Resilience measures – to reduce the impact of potential future financial crises by ensuring we are better able to weather them and lessen their cost to taxpayers and the economy.  The specific measures are:

  • By end-2015: Develop legislation to facilitate participation of Australian entities in international derivative markets and better protect client monies;
  • By mid-2016: Consult on measures to ensure financial regulators have the tools they need to manage any future financial crisis;
  • By end-2016: APRA to take additional steps to ensure our banks have unquestionably strong capital ratios; and
  • Beyond 2016: APRA to ensure our banks have appropriate total loss-absorbing capacity and leverage ratios in place.

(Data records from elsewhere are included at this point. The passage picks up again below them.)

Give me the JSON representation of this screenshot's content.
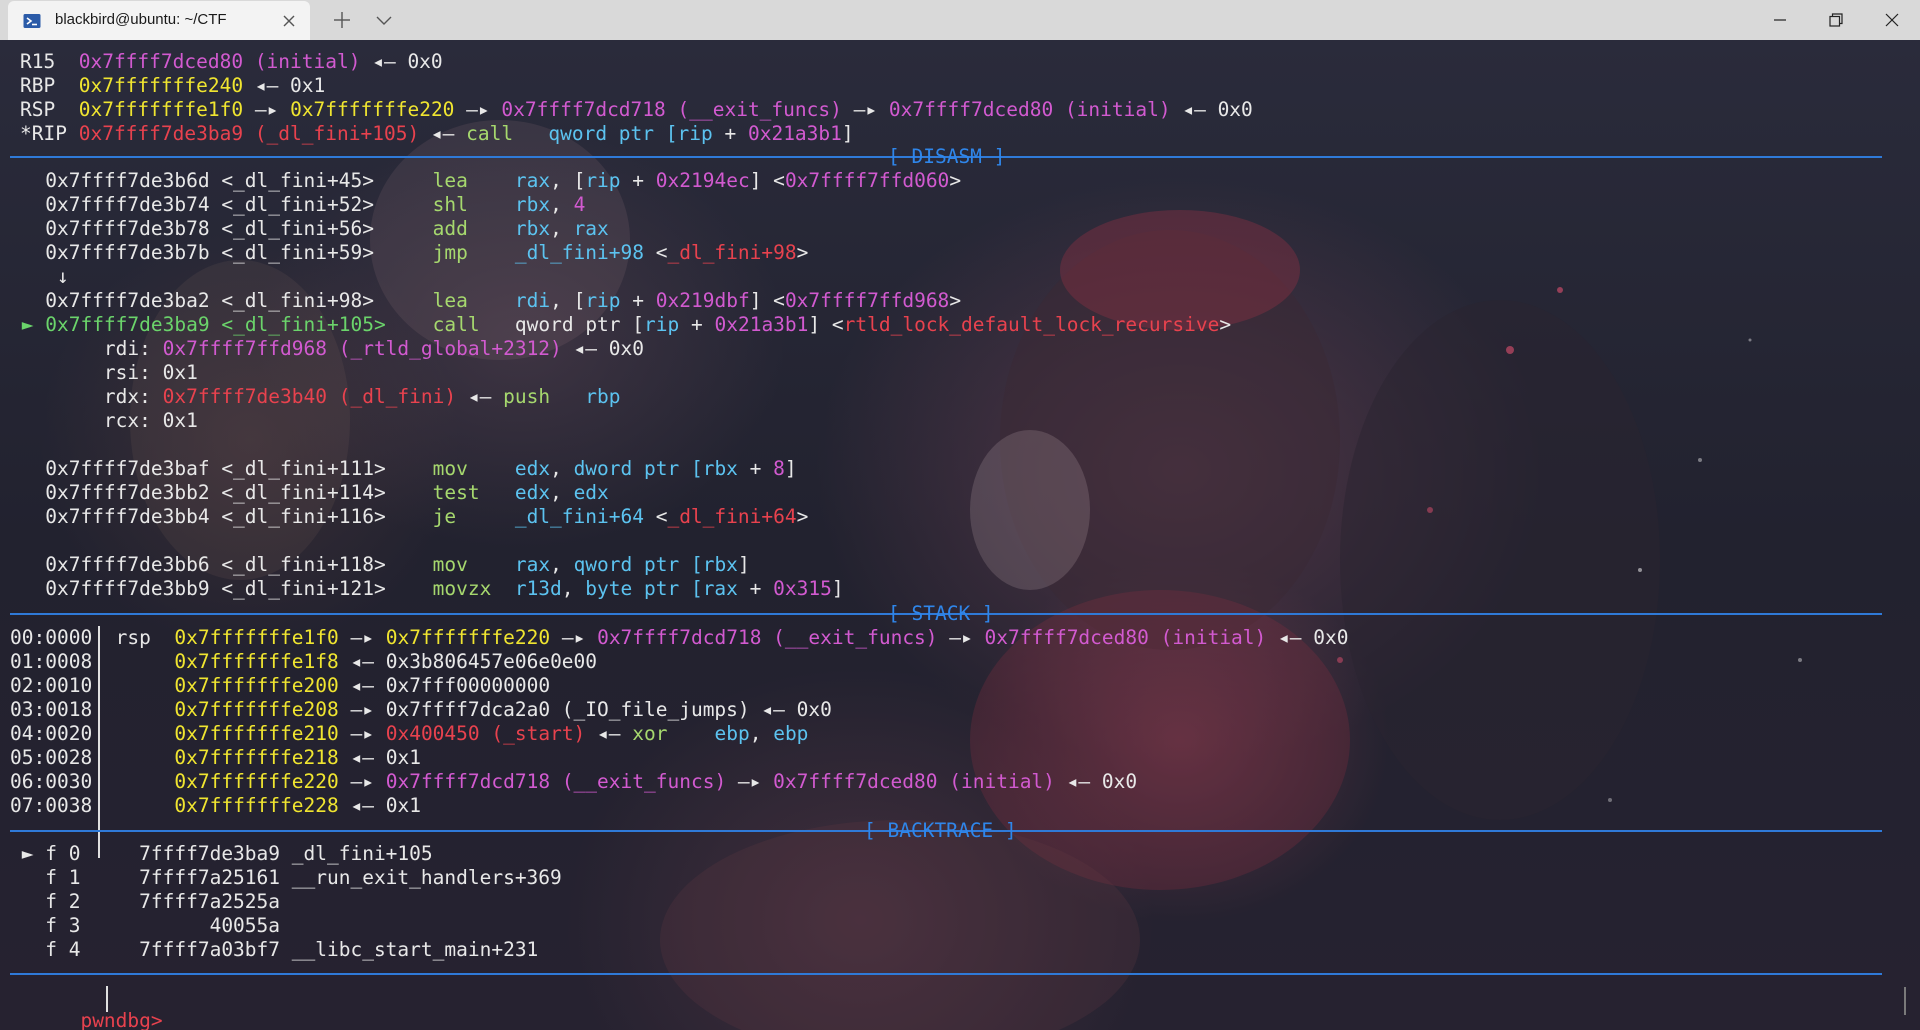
{
  "window": {
    "tab_title": "blackbird@ubuntu: ~/CTF",
    "tab_icon": "terminal-icon"
  },
  "colors": {
    "address_yellow": "#f0e530",
    "symbol_magenta": "#d25ad0",
    "code_red": "#e8424e",
    "current_green": "#6bd46b",
    "mnemonic_green": "#a6d86e",
    "operand_cyan": "#5cc3f0",
    "separator_blue": "#2f7ad8"
  },
  "registers": [
    [
      [
        "R15",
        "w"
      ],
      [
        "  ",
        "w"
      ],
      [
        "0x7ffff7dced80 (initial)",
        "mag"
      ],
      [
        " ◂— 0x0",
        "w"
      ]
    ],
    [
      [
        "RBP",
        "w"
      ],
      [
        "  ",
        "w"
      ],
      [
        "0x7fffffffe240",
        "yel"
      ],
      [
        " ◂— 0x1",
        "w"
      ]
    ],
    [
      [
        "RSP",
        "w"
      ],
      [
        "  ",
        "w"
      ],
      [
        "0x7fffffffe1f0",
        "yel"
      ],
      [
        " —▸ ",
        "w"
      ],
      [
        "0x7fffffffe220",
        "yel"
      ],
      [
        " —▸ ",
        "w"
      ],
      [
        "0x7ffff7dcd718 (__exit_funcs)",
        "mag"
      ],
      [
        " —▸ ",
        "w"
      ],
      [
        "0x7ffff7dced80 (initial)",
        "mag"
      ],
      [
        " ◂— 0x0",
        "w"
      ]
    ],
    [
      [
        "*RIP",
        "w"
      ],
      [
        " ",
        "w"
      ],
      [
        "0x7ffff7de3ba9 (_dl_fini+105)",
        "red"
      ],
      [
        " ◂— ",
        "w"
      ],
      [
        "call",
        "lgr"
      ],
      [
        "   ",
        "w"
      ],
      [
        "qword ptr [",
        "cyn"
      ],
      [
        "rip",
        "cyn"
      ],
      [
        " + ",
        "w"
      ],
      [
        "0x21a3b1",
        "mag"
      ],
      [
        "]",
        "w"
      ]
    ]
  ],
  "sections": {
    "disasm": "[ DISASM ]",
    "stack": "[ STACK ]",
    "backtrace": "[ BACKTRACE ]"
  },
  "disasm": [
    [
      [
        "   0x7ffff7de3b6d <_dl_fini+45>     ",
        "w"
      ],
      [
        "lea",
        "lgr"
      ],
      [
        "    ",
        "w"
      ],
      [
        "rax",
        "cyn"
      ],
      [
        ", ",
        "w"
      ],
      [
        "[",
        "w"
      ],
      [
        "rip",
        "cyn"
      ],
      [
        " + ",
        "w"
      ],
      [
        "0x2194ec",
        "mag"
      ],
      [
        "] <",
        "w"
      ],
      [
        "0x7ffff7ffd060",
        "mag"
      ],
      [
        ">",
        "w"
      ]
    ],
    [
      [
        "   0x7ffff7de3b74 <_dl_fini+52>     ",
        "w"
      ],
      [
        "shl",
        "lgr"
      ],
      [
        "    ",
        "w"
      ],
      [
        "rbx",
        "cyn"
      ],
      [
        ", ",
        "w"
      ],
      [
        "4",
        "mag"
      ]
    ],
    [
      [
        "   0x7ffff7de3b78 <_dl_fini+56>     ",
        "w"
      ],
      [
        "add",
        "lgr"
      ],
      [
        "    ",
        "w"
      ],
      [
        "rbx",
        "cyn"
      ],
      [
        ", ",
        "w"
      ],
      [
        "rax",
        "cyn"
      ]
    ],
    [
      [
        "   0x7ffff7de3b7b <_dl_fini+59>     ",
        "w"
      ],
      [
        "jmp",
        "lgr"
      ],
      [
        "    ",
        "w"
      ],
      [
        "_dl_fini+98",
        "cyn"
      ],
      [
        " <",
        "w"
      ],
      [
        "_dl_fini+98",
        "red"
      ],
      [
        ">",
        "w"
      ]
    ],
    [
      [
        "    ↓",
        "w"
      ]
    ],
    [
      [
        "   0x7ffff7de3ba2 <_dl_fini+98>     ",
        "w"
      ],
      [
        "lea",
        "lgr"
      ],
      [
        "    ",
        "w"
      ],
      [
        "rdi",
        "cyn"
      ],
      [
        ", ",
        "w"
      ],
      [
        "[",
        "w"
      ],
      [
        "rip",
        "cyn"
      ],
      [
        " + ",
        "w"
      ],
      [
        "0x219dbf",
        "mag"
      ],
      [
        "] <",
        "w"
      ],
      [
        "0x7ffff7ffd968",
        "mag"
      ],
      [
        ">",
        "w"
      ]
    ],
    [
      [
        " ► ",
        "grn"
      ],
      [
        "0x7ffff7de3ba9 <_dl_fini+105>",
        "grn"
      ],
      [
        "    ",
        "w"
      ],
      [
        "call",
        "lgr"
      ],
      [
        "   ",
        "w"
      ],
      [
        "qword ptr [",
        "w"
      ],
      [
        "rip",
        "cyn"
      ],
      [
        " + ",
        "w"
      ],
      [
        "0x21a3b1",
        "mag"
      ],
      [
        "] <",
        "w"
      ],
      [
        "rtld_lock_default_lock_recursive",
        "red"
      ],
      [
        ">",
        "w"
      ]
    ],
    [
      [
        "        rdi: ",
        "w"
      ],
      [
        "0x7ffff7ffd968 (_rtld_global+2312)",
        "mag"
      ],
      [
        " ◂— 0x0",
        "w"
      ]
    ],
    [
      [
        "        rsi: 0x1",
        "w"
      ]
    ],
    [
      [
        "        rdx: ",
        "w"
      ],
      [
        "0x7ffff7de3b40 (_dl_fini)",
        "red"
      ],
      [
        " ◂— ",
        "w"
      ],
      [
        "push",
        "lgr"
      ],
      [
        "   ",
        "w"
      ],
      [
        "rbp",
        "cyn"
      ]
    ],
    [
      [
        "        rcx: 0x1",
        "w"
      ]
    ],
    [
      [
        "",
        "w"
      ]
    ],
    [
      [
        "   0x7ffff7de3baf <_dl_fini+111>    ",
        "w"
      ],
      [
        "mov",
        "lgr"
      ],
      [
        "    ",
        "w"
      ],
      [
        "edx",
        "cyn"
      ],
      [
        ", ",
        "w"
      ],
      [
        "dword ptr [",
        "cyn"
      ],
      [
        "rbx",
        "cyn"
      ],
      [
        " + ",
        "w"
      ],
      [
        "8",
        "mag"
      ],
      [
        "]",
        "w"
      ]
    ],
    [
      [
        "   0x7ffff7de3bb2 <_dl_fini+114>    ",
        "w"
      ],
      [
        "test",
        "lgr"
      ],
      [
        "   ",
        "w"
      ],
      [
        "edx",
        "cyn"
      ],
      [
        ", ",
        "w"
      ],
      [
        "edx",
        "cyn"
      ]
    ],
    [
      [
        "   0x7ffff7de3bb4 <_dl_fini+116>    ",
        "w"
      ],
      [
        "je",
        "lgr"
      ],
      [
        "     ",
        "w"
      ],
      [
        "_dl_fini+64",
        "cyn"
      ],
      [
        " <",
        "w"
      ],
      [
        "_dl_fini+64",
        "red"
      ],
      [
        ">",
        "w"
      ]
    ],
    [
      [
        "",
        "w"
      ]
    ],
    [
      [
        "   0x7ffff7de3bb6 <_dl_fini+118>    ",
        "w"
      ],
      [
        "mov",
        "lgr"
      ],
      [
        "    ",
        "w"
      ],
      [
        "rax",
        "cyn"
      ],
      [
        ", ",
        "w"
      ],
      [
        "qword ptr [",
        "cyn"
      ],
      [
        "rbx",
        "cyn"
      ],
      [
        "]",
        "w"
      ]
    ],
    [
      [
        "   0x7ffff7de3bb9 <_dl_fini+121>    ",
        "w"
      ],
      [
        "movzx",
        "lgr"
      ],
      [
        "  ",
        "w"
      ],
      [
        "r13d",
        "cyn"
      ],
      [
        ", ",
        "w"
      ],
      [
        "byte ptr [",
        "cyn"
      ],
      [
        "rax",
        "cyn"
      ],
      [
        " + ",
        "w"
      ],
      [
        "0x315",
        "mag"
      ],
      [
        "]",
        "w"
      ]
    ]
  ],
  "stack": [
    [
      [
        "00:0000",
        "w"
      ],
      [
        "  ",
        "w"
      ],
      [
        "rsp",
        "w"
      ],
      [
        "  ",
        "w"
      ],
      [
        "0x7fffffffe1f0",
        "yel"
      ],
      [
        " —▸ ",
        "w"
      ],
      [
        "0x7fffffffe220",
        "yel"
      ],
      [
        " —▸ ",
        "w"
      ],
      [
        "0x7ffff7dcd718 (__exit_funcs)",
        "mag"
      ],
      [
        " —▸ ",
        "w"
      ],
      [
        "0x7ffff7dced80 (initial)",
        "mag"
      ],
      [
        " ◂— 0x0",
        "w"
      ]
    ],
    [
      [
        "01:0008",
        "w"
      ],
      [
        "       ",
        "w"
      ],
      [
        "0x7fffffffe1f8",
        "yel"
      ],
      [
        " ◂— 0x3b806457e06e0e00",
        "w"
      ]
    ],
    [
      [
        "02:0010",
        "w"
      ],
      [
        "       ",
        "w"
      ],
      [
        "0x7fffffffe200",
        "yel"
      ],
      [
        " ◂— 0x7fff00000000",
        "w"
      ]
    ],
    [
      [
        "03:0018",
        "w"
      ],
      [
        "       ",
        "w"
      ],
      [
        "0x7fffffffe208",
        "yel"
      ],
      [
        " —▸ 0x7ffff7dca2a0 (_IO_file_jumps) ◂— 0x0",
        "w"
      ]
    ],
    [
      [
        "04:0020",
        "w"
      ],
      [
        "       ",
        "w"
      ],
      [
        "0x7fffffffe210",
        "yel"
      ],
      [
        " —▸ ",
        "w"
      ],
      [
        "0x400450 (_start)",
        "red"
      ],
      [
        " ◂— ",
        "w"
      ],
      [
        "xor",
        "lgr"
      ],
      [
        "    ",
        "w"
      ],
      [
        "ebp",
        "cyn"
      ],
      [
        ", ",
        "w"
      ],
      [
        "ebp",
        "cyn"
      ]
    ],
    [
      [
        "05:0028",
        "w"
      ],
      [
        "       ",
        "w"
      ],
      [
        "0x7fffffffe218",
        "yel"
      ],
      [
        " ◂— 0x1",
        "w"
      ]
    ],
    [
      [
        "06:0030",
        "w"
      ],
      [
        "       ",
        "w"
      ],
      [
        "0x7fffffffe220",
        "yel"
      ],
      [
        " —▸ ",
        "w"
      ],
      [
        "0x7ffff7dcd718 (__exit_funcs)",
        "mag"
      ],
      [
        " —▸ ",
        "w"
      ],
      [
        "0x7ffff7dced80 (initial)",
        "mag"
      ],
      [
        " ◂— 0x0",
        "w"
      ]
    ],
    [
      [
        "07:0038",
        "w"
      ],
      [
        "       ",
        "w"
      ],
      [
        "0x7fffffffe228",
        "yel"
      ],
      [
        " ◂— 0x1",
        "w"
      ]
    ]
  ],
  "backtrace": [
    [
      [
        " ► f 0     7ffff7de3ba9 _dl_fini+105",
        "w"
      ]
    ],
    [
      [
        "   f 1     7ffff7a25161 __run_exit_handlers+369",
        "w"
      ]
    ],
    [
      [
        "   f 2     7ffff7a2525a",
        "w"
      ]
    ],
    [
      [
        "   f 3           40055a",
        "w"
      ]
    ],
    [
      [
        "   f 4     7ffff7a03bf7 __libc_start_main+231",
        "w"
      ]
    ]
  ],
  "prompt": "pwndbg> "
}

Superannuation and retirement incomes measures – to improve the efficiency and operation of the superannuation system and in doing so boost retirement incomes.  The specific measures are:

  • By end-2015: Develop legislation to improve governance and transparency in superannuation, progress the Retirement Income Streams Review and task the Productivity Commission to immediately develop and release criteria to assess the efficiency and competitiveness of the superannuation system and to develop alternative models for a formal competitive process for allocating default fund members to products;
  • By end-2016: Develop and introduce legislation to enshrine the objective of the superannuation system and consult on legislation to facilitate trustees of superannuation funds providing pre-selected comprehensive income products for retirement; and
  • Beyond 2016: Implement legislation to introduce director penalties, consult on legislation to improve member engagement consistent with the recommendations in the Inquiry and monitor leverage and risk within the superannuation system.

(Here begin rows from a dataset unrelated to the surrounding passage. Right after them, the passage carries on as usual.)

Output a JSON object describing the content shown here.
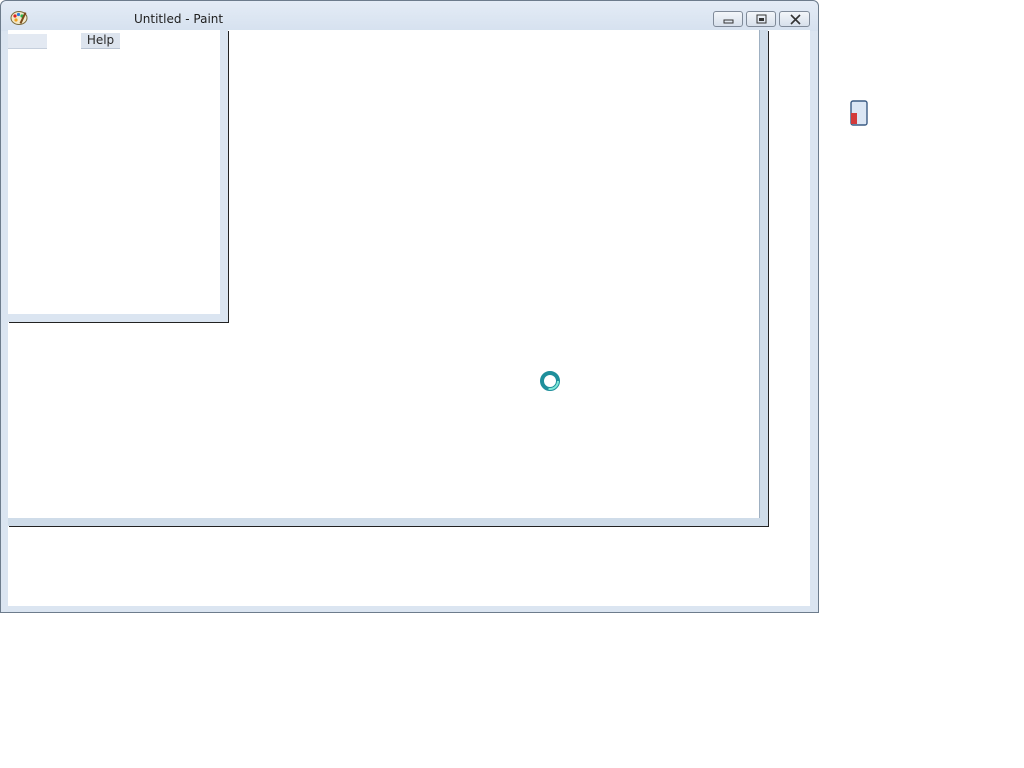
{
  "window": {
    "title": "Untitled - Paint",
    "app_icon": "paint-palette-icon"
  },
  "caption_buttons": {
    "minimize": "minimize-icon",
    "maximize": "restore-icon",
    "close": "close-icon"
  },
  "menu": {
    "items": [
      {
        "label": ""
      },
      {
        "label": "Help"
      }
    ]
  },
  "cursor": {
    "type": "busy-spinner-icon"
  },
  "desktop": {
    "partial_icon": "app-shortcut-icon"
  },
  "colors": {
    "frame": "#dbe5f1",
    "canvas_border": "#cfdce9",
    "cursor_teal": "#22b7b2"
  }
}
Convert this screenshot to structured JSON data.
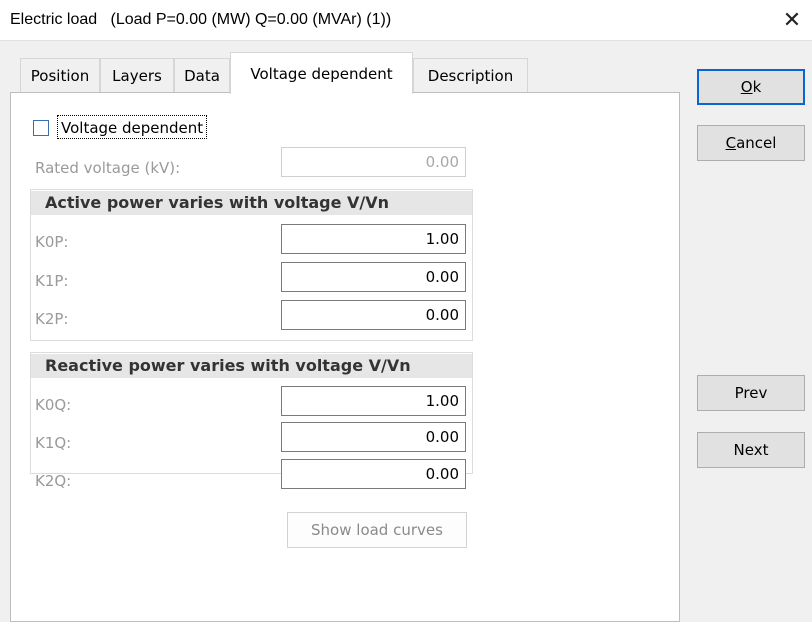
{
  "window": {
    "title": "Electric load   (Load P=0.00 (MW) Q=0.00 (MVAr) (1))",
    "close_glyph": "✕"
  },
  "tabs": [
    {
      "label": "Position",
      "active": false
    },
    {
      "label": "Layers",
      "active": false
    },
    {
      "label": "Data",
      "active": false
    },
    {
      "label": "Voltage dependent",
      "active": true
    },
    {
      "label": "Description",
      "active": false
    }
  ],
  "voltage_dependent": {
    "checkbox_label": "Voltage dependent",
    "checked": false,
    "rated_voltage_label": "Rated voltage (kV):",
    "rated_voltage_value": "0.00"
  },
  "active_power": {
    "header": "Active power varies with voltage V/Vn",
    "rows": [
      {
        "label": "K0P:",
        "value": "1.00"
      },
      {
        "label": "K1P:",
        "value": "0.00"
      },
      {
        "label": "K2P:",
        "value": "0.00"
      }
    ]
  },
  "reactive_power": {
    "header": "Reactive power varies with voltage V/Vn",
    "rows": [
      {
        "label": "K0Q:",
        "value": "1.00"
      },
      {
        "label": "K1Q:",
        "value": "0.00"
      },
      {
        "label": "K2Q:",
        "value": "0.00"
      }
    ]
  },
  "show_curves_label": "Show load curves",
  "buttons": {
    "ok_mnemonic": "O",
    "ok_rest": "k",
    "cancel_mnemonic": "C",
    "cancel_rest": "ancel",
    "prev": "Prev",
    "next": "Next"
  },
  "colors": {
    "accent": "#0a64d6",
    "disabled_text": "#9a9a9a"
  }
}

Innovation measures – to unlock new sources of finance for the wider economy and support competition.  The specific measures are:

  • By end-2015: Consult on legislation to support crowd-sourced equity funding, consult on crowd-sourced debt financing and task the Productivity Commission to review access to and the use of data;
  • By mid-2016: Develop legislation to ban excessive card surcharges and better protect consumers using electronic payment systems, develop legislation to reduce disclosure requirements for issuers of ‘simple’ corporate bonds and establish the Innovation Collaboration Committee;
  • By end-2016: Give legal effect to the Asian Region Funds Passport initiative and consider technology neutrality in financial sector regulation; and
  • Beyond 2016: Facilitate rationalisation of life insurance and managed investment scheme legacy products.

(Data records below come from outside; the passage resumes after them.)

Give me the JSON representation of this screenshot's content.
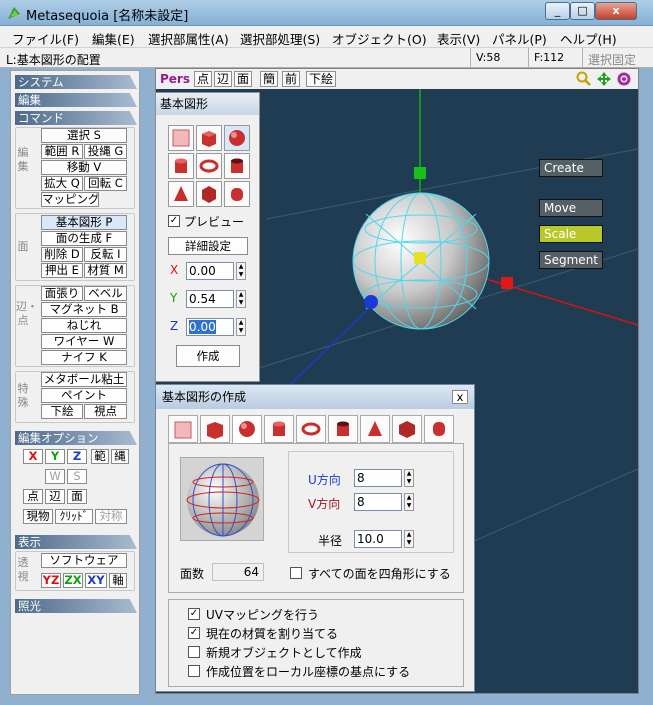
{
  "window": {
    "title": "Metasequoia [名称未設定]",
    "min": "_",
    "max": "□",
    "close": "x"
  },
  "menu": [
    "ファイル(F)",
    "編集(E)",
    "選択部属性(A)",
    "選択部処理(S)",
    "オブジェクト(O)",
    "表示(V)",
    "パネル(P)",
    "ヘルプ(H)"
  ],
  "info": {
    "mode": "L:基本図形の配置",
    "vertices": "V:58",
    "faces": "F:112",
    "lock": "選択固定"
  },
  "left": {
    "system": "システム",
    "edit": "編集",
    "command": "コマンド",
    "edit_group_label": "編集",
    "select": "選択 S",
    "range": "範囲 R",
    "lasso": "投縄 G",
    "move": "移動 V",
    "scale": "拡大 Q",
    "rotate": "回転 C",
    "mapping": "マッピング",
    "face_group_label": "面",
    "primitive": "基本図形 P",
    "face_create": "面の生成 F",
    "delete": "削除 D",
    "invert": "反転 I",
    "extrude": "押出 E",
    "material": "材質 M",
    "edge_group_label": "辺・点",
    "face_stretch": "面張り",
    "bevel": "ベベル",
    "magnet": "マグネット B",
    "twist": "ねじれ",
    "wire": "ワイヤー W",
    "knife": "ナイフ K",
    "special_group_label": "特殊",
    "metaball": "メタボール粘土",
    "paint": "ペイント",
    "underlay": "下絵",
    "viewpoint": "視点",
    "edit_option": "編集オプション",
    "x": "X",
    "y": "Y",
    "z": "Z",
    "sym_range": "範",
    "sym_lasso": "縄",
    "w": "W",
    "s": "S",
    "point": "点",
    "edge": "辺",
    "face": "面",
    "current": "現物",
    "grid": "ｸﾘｯﾄﾞ",
    "symmetric": "対称",
    "display": "表示",
    "display_group_label": "透視",
    "software": "ソフトウェア",
    "yz": "YZ",
    "zx": "ZX",
    "xy": "XY",
    "axis": "軸",
    "lighting": "照光"
  },
  "view": {
    "pers": "Pers",
    "point": "点",
    "edge": "辺",
    "face": "面",
    "simple": "簡",
    "front": "前",
    "underlay": "下絵",
    "mode_buttons": [
      "Create",
      "Move",
      "Scale",
      "Segment"
    ],
    "active_mode": "Scale"
  },
  "prim_panel": {
    "title": "基本図形",
    "preview": "プレビュー",
    "detail": "詳細設定",
    "x_label": "X",
    "y_label": "Y",
    "z_label": "Z",
    "x": "0.00",
    "y": "0.54",
    "z": "0.00",
    "create": "作成"
  },
  "dialog": {
    "title": "基本図形の作成",
    "close": "x",
    "u_label": "U方向",
    "v_label": "V方向",
    "radius_label": "半径",
    "u": "8",
    "v": "8",
    "radius": "10.0",
    "faces_label": "面数",
    "faces": "64",
    "all_quad": "すべての面を四角形にする",
    "opt_uv": "UVマッピングを行う",
    "opt_mat": "現在の材質を割り当てる",
    "opt_new": "新規オブジェクトとして作成",
    "opt_local": "作成位置をローカル座標の基点にする"
  },
  "colors": {
    "accent_active": "#b8c82a",
    "x_axis": "#e01010",
    "y_axis": "#10b010",
    "z_axis": "#1a3cc8",
    "scene_bg": "#1f3c52",
    "wire": "#4fd8ec"
  }
}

Consumer outcomes measures – to give consumers confidence to participate in the financial system and the confidence that they are being treated fairly.  The specific measures are:

  • By end-2015: Develop measures to address the misalignment of incentives in life insurance;
  • By mid-2016: Develop legislation which provides a professional standards framework for financial advisers and consult on development of accountabilities for issuers and distributors of financial products and ASIC product intervention powers;
  • By end-2016: Develop legislation to give ASIC the power to ban individuals from managing financial firms, consult on strengthening ASIC’s enforcement tools in relation to the financial services and credit licensing regimes. ASIC will review remuneration arrangements in the mortgage broking industry; and
  • Beyond 2016: Consult on and develop legislation to enable innovative disclosure for financial products and to improve the regulation of managed investment schemes. ASIC will review stockbroking remuneration arrangements.

Regulatory system measures – to make regulators more accountable for their performance, more capable and more effective.  The specific measures are:

  • By end-2015: Complete a capability review of ASIC, consult on industry funding arrangements for regulatory activities undertaken by ASIC and appoint new members to and revise the Terms of Reference of the Financial Sector Advisory Council;
  • By mid-2016: Update the Statement of Expectations for APRA, ASIC and the Payments System Board to provide additional guidance about the Government’s expectations for their strategic direction and performance and improve regulator accountability, consider ASIC capability review and, as appropriate, develop legislation to enhance operational capabilities of regulators;.
  • By end-2016: Introduce competition into ASIC’s mandate; and
  • Beyond 2016: Commence a review of ASIC’s enforcement regime and task the Productivity Commission to review the state of competition in the financial system.